Billy Donovan, Bobby Cremins and Dana Altman helped blaze that circular trail long before Murphy was announced at LSU on Friday and beat it back to Bama on Sunday.

The fact that it’s happened before elsewhere doesn’t make it any easier for anyone involved with LSU to stomach now.

LSU Athletic Director Joe Alleva thought he had aimed high and hit the bull’s-eye when Murphy agreed to coach the Tigers after 15 highly successful seasons at Alabama.

In a way it all seemed too good to be true, that a coach of Murphy’s caliber would make what amounted to a lateral move - even if it was for more money.

Too good to be true is exactly where Alleva’s arrow landed.

The bull’s-eye turned out to be a moving target that isn’t moving here from Tuscaloosa after all.

It’s a discouraging moment for LSU, whose fans thought they had exacted at least a measure of karma-coated revenge on Alabama for getting Nick Saban to be their football coach five years ago.

It’s also a bitter pill for Alleva, who took the risk of trying to pull off a bold coup and got burned.

Risk doesn’t guarantee reward, and as Alleva heads back into the fray, it should be in a flame-retardant suit.

In the end, there are two groups of people your heart goes out to most of all: LSU’s players, and the family of Alabama assistant and Crowley native Alyson Habetz.

At Murphy’s news conference Friday, LSU players lined one side of the room, and about 30 members of the Habetz family lined the other. You haven’t seen so many smiles at an LSU news conference since Curley Hallman got fired.

The players thought they were getting a coach who was going to get them back in the Women’s College World Series.
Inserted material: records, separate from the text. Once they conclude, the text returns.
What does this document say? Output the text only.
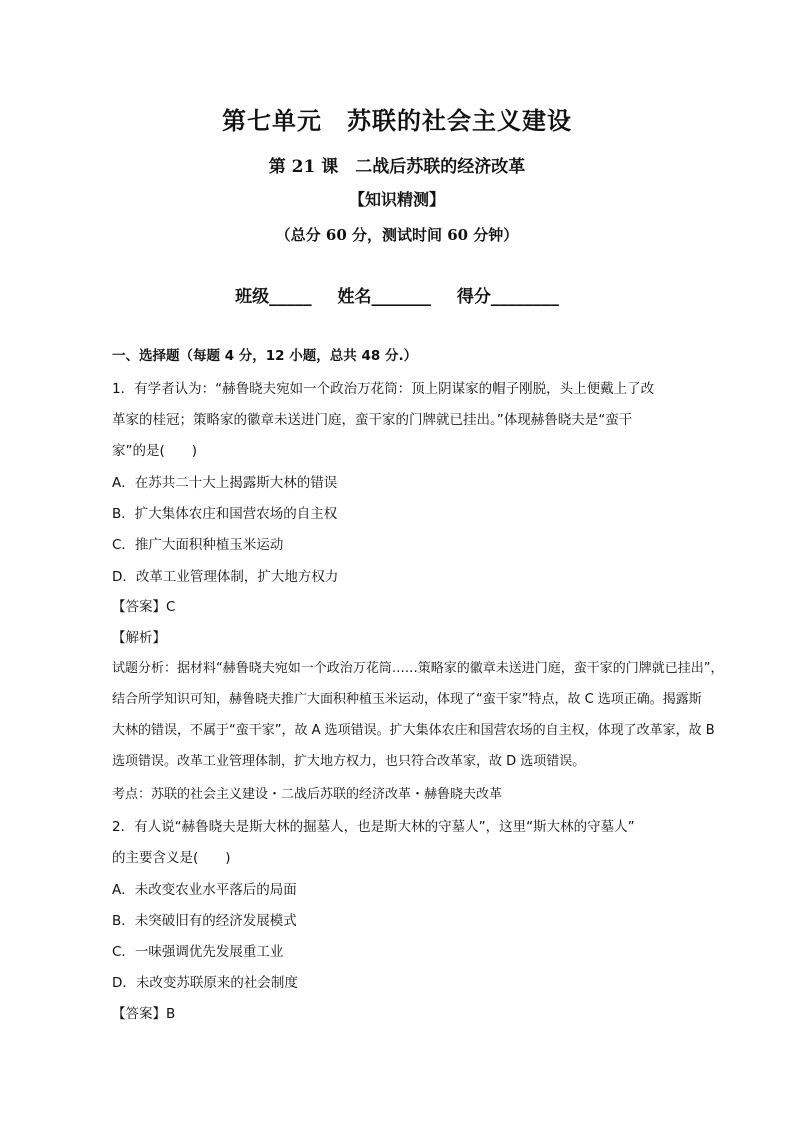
第七单元　苏联的社会主义建设
第 21 课　二战后苏联的经济改革
【知识精测】
（总分 60 分，测试时间 60 分钟）
班级_____ 姓名_______ 得分________
一、选择题（每题 4 分，12 小题，总共 48 分.）
1．有学者认为：“赫鲁晓夫宛如一个政治万花筒：顶上阴谋家的帽子刚脱，头上便戴上了改
革家的桂冠；策略家的徽章未送进门庭，蛮干家的门牌就已挂出。”体现赫鲁晓夫是“蛮干
家”的是(　　)
A．在苏共二十大上揭露斯大林的错误
B．扩大集体农庄和国营农场的自主权
C．推广大面积种植玉米运动
D．改革工业管理体制，扩大地方权力
【答案】C
【解析】
试题分析：据材料“赫鲁晓夫宛如一个政治万花筒……策略家的徽章未送进门庭，蛮干家的门牌就已挂出”，
结合所学知识可知，赫鲁晓夫推广大面积种植玉米运动，体现了“蛮干家”特点，故 C 选项正确。揭露斯
大林的错误，不属于“蛮干家”，故 A 选项错误。扩大集体农庄和国营农场的自主权，体现了改革家，故 B
选项错误。改革工业管理体制，扩大地方权力，也只符合改革家，故 D 选项错误。
考点：苏联的社会主义建设・二战后苏联的经济改革・赫鲁晓夫改革
2．有人说“赫鲁晓夫是斯大林的掘墓人，也是斯大林的守墓人”，这里“斯大林的守墓人”
的主要含义是(　　)
A．未改变农业水平落后的局面
B．未突破旧有的经济发展模式
C．一味强调优先发展重工业
D．未改变苏联原来的社会制度
【答案】B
The Habetz family thought they were getting their expatriate daughter back home after 13 years in Tuscaloosa.

The smiles didn’t last.

One of the true puzzles of this whole puzzling story is why Habetz told Alleva that she did not want to interview for the job. She said she wasn’t ready to be a head coach.

Not ready? After 13 years as an assistant? Saban should go stand at her office door and repeat his famous line from after the 2002 Bluegrass Miracle: “It’s time to move on.”

It’s time for LSU to move on, too.

Certainly some very attractive candidates will line up after learning that LSU was willing to make Murphy one of the highest-paid coaches in America.

There will be another news conference. Another coach. Maybe this time the marriage will last.

Maybe this time, LSU should have that person sign a pre-nup.